Foamstars is to Splatoon what Fortnite was to Playerunknown’s Battlegrounds – a rip-off, yes, but also an admirably brazen one. And one that might actually take a single game and turn it into a whole genre. If it’s very lucky – and also very good.

FoamstarsDeveloper: Square EnixPublisher: Square EnixPlatform: Played on PS5Availability: Coming to PS4 and PS5

Maybe unsurprisngyly to anyone who first clocked Square Enix’s Foamstars during last month’s PlayStation showcase, that one’s still debatable. I played a few rounds of it out at Summer Games Fest and can confidently tell you it is not terrible. Like anything competitive played in a room with nine other players it’s immediately engaging, at least, and it does also have quite a clever twist, just as Fortnite’s building was to PUBG’s one-on-one-hundred survival on a shrinking map.

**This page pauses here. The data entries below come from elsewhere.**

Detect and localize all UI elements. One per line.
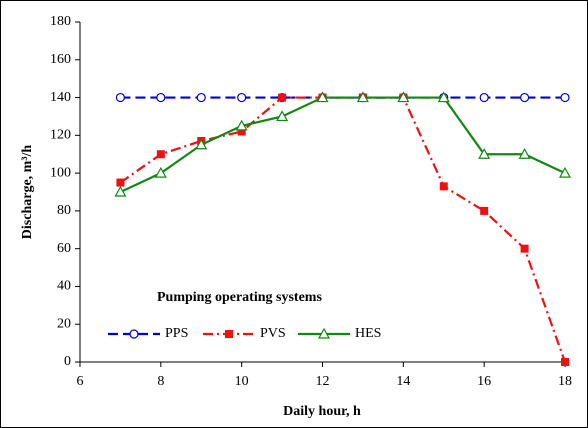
- marker: [116, 178, 125, 187]
- y-tick-label: 60: [57, 241, 71, 256]
- marker: [316, 91, 329, 103]
- x-tick-label: 6: [77, 374, 84, 389]
- y-tick-label: 140: [50, 90, 71, 105]
- marker: [558, 166, 572, 178]
- x-axis-label: Daily hour, h: [283, 404, 361, 419]
- marker: [235, 119, 248, 131]
- marker: [397, 91, 410, 103]
- legend-label: PVS: [260, 326, 286, 341]
- marker: [154, 166, 167, 178]
- y-axis-label: Discharge, m³/h: [20, 145, 35, 240]
- marker: [519, 92, 530, 103]
- marker: [278, 93, 287, 102]
- series-line: [119, 96, 567, 363]
- legend-title: Pumping operating systems: [157, 290, 322, 305]
- marker: [115, 92, 126, 103]
- y-tick-label: 0: [64, 354, 71, 369]
- y-tick-label: 80: [57, 203, 71, 218]
- legend-label: HES: [355, 326, 381, 341]
- x-tick-label: 14: [396, 374, 410, 389]
- marker: [520, 244, 529, 253]
- marker: [560, 92, 570, 103]
- marker: [195, 138, 208, 150]
- y-tick-label: 120: [50, 128, 71, 143]
- marker: [225, 330, 233, 338]
- marker: [114, 185, 127, 197]
- x-tick-label: 12: [316, 374, 330, 389]
- marker: [317, 327, 331, 339]
- legend-label: PPS: [165, 326, 188, 341]
- y-tick-label: 20: [57, 316, 71, 331]
- marker: [276, 110, 289, 122]
- y-tick-label: 160: [50, 52, 71, 67]
- x-tick-label: 16: [477, 374, 491, 389]
- marker: [356, 91, 369, 103]
- marker: [479, 92, 489, 103]
- marker: [561, 358, 569, 366]
- marker: [237, 92, 247, 103]
- y-tick-label: 180: [50, 14, 71, 29]
- y-tick-label: 100: [50, 165, 71, 180]
- marker: [478, 147, 491, 159]
- marker: [156, 92, 166, 103]
- x-tick-label: 8: [157, 374, 164, 389]
- marker: [129, 329, 139, 339]
- marker: [196, 92, 206, 103]
- x-tick-label: 18: [558, 374, 572, 389]
- x-tick-label: 10: [235, 374, 249, 389]
- marker: [480, 206, 489, 215]
- marker: [156, 150, 165, 159]
- marker: [518, 147, 531, 159]
- series-line: [119, 96, 566, 193]
- marker: [237, 127, 246, 136]
- marker: [439, 182, 448, 191]
- y-tick-label: 40: [57, 279, 71, 294]
- marker: [437, 91, 450, 103]
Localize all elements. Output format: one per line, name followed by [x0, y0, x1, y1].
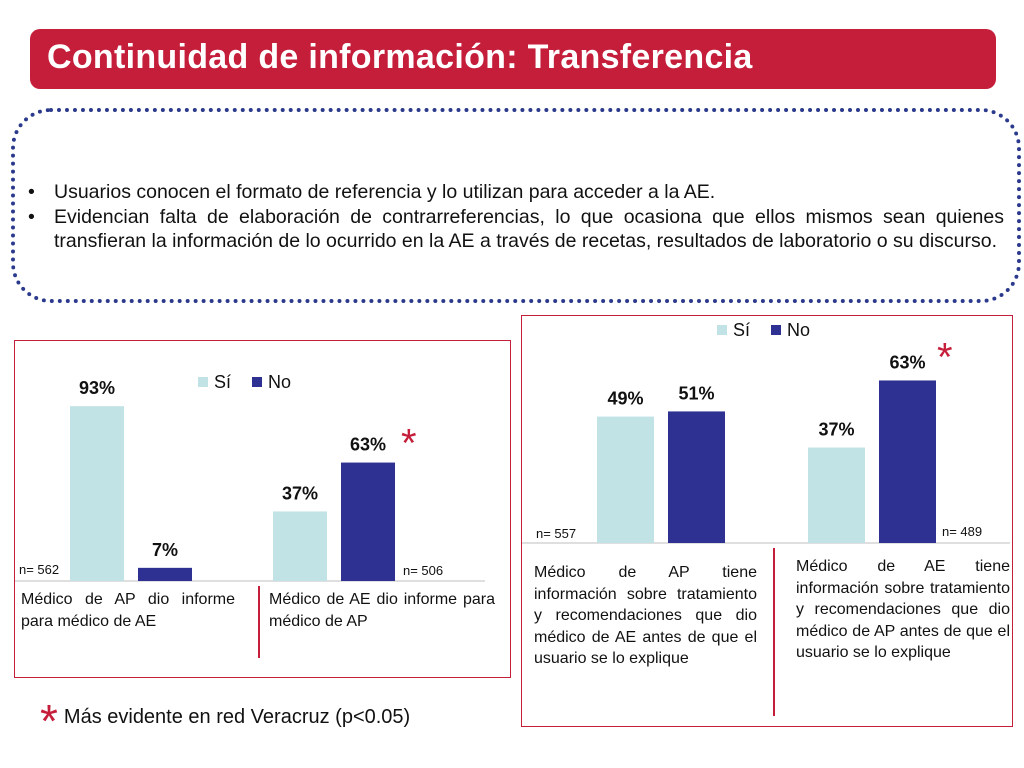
bar-chart-left: 93% 37% 7% 63% * Sí No n= 562 n= 506 — [15, 372, 485, 582]
notes-box — [11, 108, 1021, 303]
slide-title: Continuidad de información: Transferenci… — [47, 38, 753, 76]
bar — [668, 411, 725, 543]
data-label: 49% — [607, 389, 643, 409]
bullet-item: • Evidencian falta de elaboración de con… — [24, 205, 1004, 254]
footnote-star: * — [40, 695, 58, 747]
data-label: 51% — [678, 383, 714, 403]
sample-size-label: n= 557 — [536, 526, 576, 541]
bar — [273, 511, 327, 581]
category-label: Médico de AP tiene información sobre tra… — [534, 564, 757, 667]
significance-star: * — [937, 335, 953, 379]
sample-size-label: n= 506 — [403, 563, 443, 578]
bar — [341, 462, 395, 581]
bar — [808, 447, 865, 543]
bullet-marker: • — [28, 205, 35, 228]
title-bar: Continuidad de información: Transferenci… — [30, 29, 996, 89]
bullet-item: • Usuarios conocen el formato de referen… — [24, 180, 1004, 205]
legend-label: Sí — [214, 372, 231, 392]
data-label: 37% — [818, 420, 854, 440]
bullet-text: Evidencian falta de elaboración de contr… — [54, 205, 1004, 253]
legend-swatch — [771, 325, 781, 335]
chart-panel-right: 49% 37% 51% 63% * Sí No n= 557 n= 489 Médico de … — [521, 315, 1013, 727]
data-label: 37% — [282, 483, 318, 503]
category-divider — [773, 548, 775, 716]
bar — [138, 567, 192, 581]
bullet-list: • Usuarios conocen el formato de referen… — [24, 180, 1004, 254]
bar — [597, 416, 654, 543]
sample-size-label: n= 562 — [19, 562, 59, 577]
category-label: Médico de AE dio informe para médico de … — [269, 591, 495, 630]
legend-label: No — [268, 372, 291, 392]
category-label: Médico de AP dio informe para médico de … — [21, 591, 235, 630]
footnote: * Más evidente en red Veracruz (p<0.05) — [40, 694, 410, 748]
data-label: 63% — [889, 352, 925, 372]
bullet-marker: • — [28, 181, 35, 203]
bar — [70, 406, 124, 581]
chart-panel-left: 93% 37% 7% 63% * Sí No n= 562 n= 506 Médico de A… — [14, 340, 511, 678]
legend-swatch — [198, 377, 208, 387]
legend-label: Sí — [733, 320, 750, 340]
bullet-text: Usuarios conocen el formato de referenci… — [54, 181, 716, 203]
bar — [879, 380, 936, 543]
footnote-text: Más evidente en red Veracruz (p<0.05) — [63, 706, 411, 728]
legend-label: No — [787, 320, 810, 340]
category-divider — [258, 586, 260, 658]
data-label: 93% — [79, 378, 115, 398]
data-label: 7% — [152, 540, 178, 560]
sample-size-label: n= 489 — [942, 524, 982, 539]
category-label: Médico de AE tiene información sobre tra… — [796, 558, 1010, 661]
significance-star: * — [401, 422, 417, 466]
legend-swatch — [717, 325, 727, 335]
legend-swatch — [252, 377, 262, 387]
data-label: 63% — [350, 435, 386, 455]
bar-chart-right: 49% 37% 51% 63% * Sí No n= 557 n= 489 — [522, 320, 1010, 544]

Admittedly it’s a bit less revolutionary: the twist with Foamstars is that it’s purely a game of elimination, at least in the mode I played, and that in order to win you’ll not only need to eliminate more players, but once you do, then eliminate the other team’s best player, marked out with a star and then naturally, immediately surrounded by protective teammates.

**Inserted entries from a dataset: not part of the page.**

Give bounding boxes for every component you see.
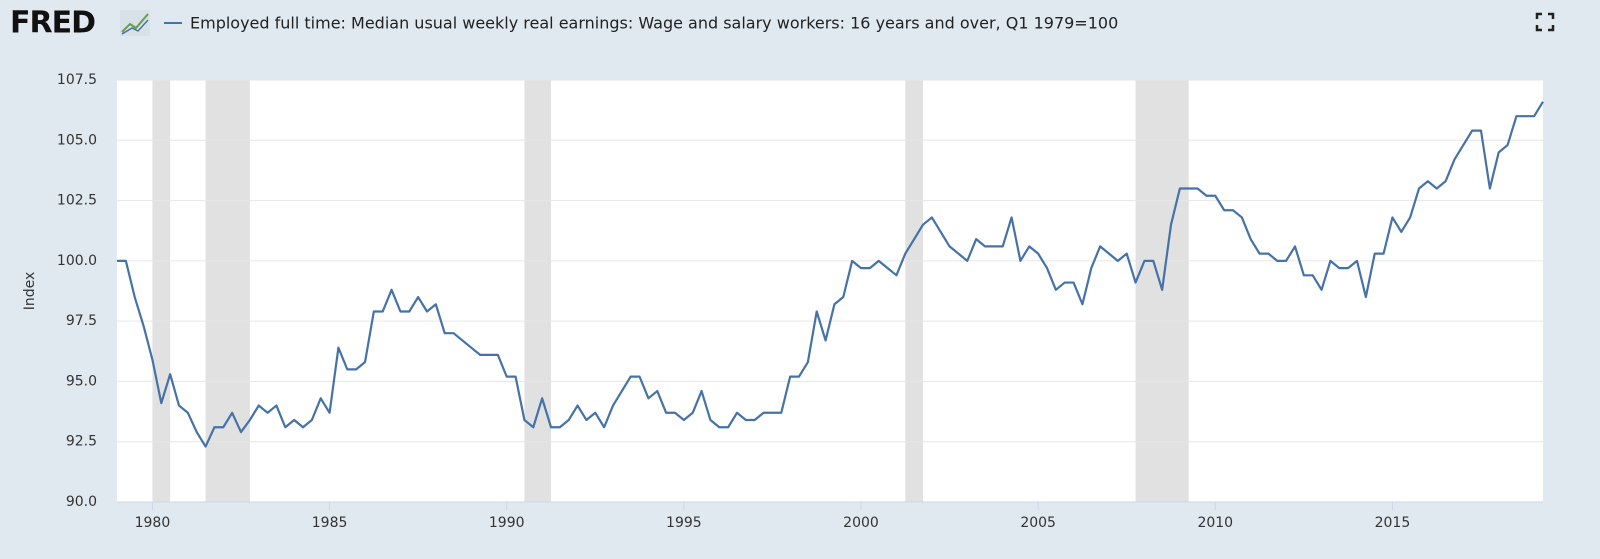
x-tick-label: 2000 [843, 515, 879, 531]
recession-band [152, 80, 171, 502]
y-tick-label: 90.0 [66, 494, 97, 510]
x-tick-label: 1985 [312, 515, 348, 531]
y-axis-label: Index [22, 272, 38, 311]
y-tick-label: 102.5 [57, 193, 97, 209]
y-tick-label: 105.0 [57, 132, 97, 148]
x-tick-label: 1995 [666, 515, 702, 531]
y-tick-label: 95.0 [66, 373, 97, 389]
x-tick-label: 1980 [135, 515, 171, 531]
x-tick-label: 1990 [489, 515, 525, 531]
legend-label: Employed full time: Median usual weekly … [190, 14, 1118, 33]
recession-band [1135, 80, 1189, 502]
y-tick-label: 97.5 [66, 313, 97, 329]
logo: FRED [10, 6, 95, 41]
logo-icon [120, 10, 150, 36]
x-tick-label: 2015 [1375, 515, 1411, 531]
recession-band [205, 80, 250, 502]
y-tick-label: 107.5 [57, 72, 97, 88]
data-line [117, 101, 1544, 448]
recession-band [524, 80, 551, 502]
y-tick-label: 100.0 [57, 253, 97, 269]
recession-band [905, 80, 923, 502]
fullscreen-button[interactable] [1535, 12, 1555, 32]
plot-area [117, 80, 1543, 502]
x-tick-label: 2005 [1020, 515, 1056, 531]
x-tick-label: 2010 [1197, 515, 1233, 531]
y-tick-label: 92.5 [66, 434, 97, 450]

It might not be a revolutionary take on competitive shooting, but it does make for a weirdly significant difference, the playground house-rules twist that takes a typical game and makes it kind of magic. The difference itself is that Foamstars’ rounds have a kind of gravity to them – suddenly, after a couple of minutes doing your own thing, both teams have a focal point, rather than the consuming personal battles over a single corner of turf you might find in Splatoon. It creates a very rudimentary kind of wordless, short-term teamwork that other PvP shooters have struggled with for an age.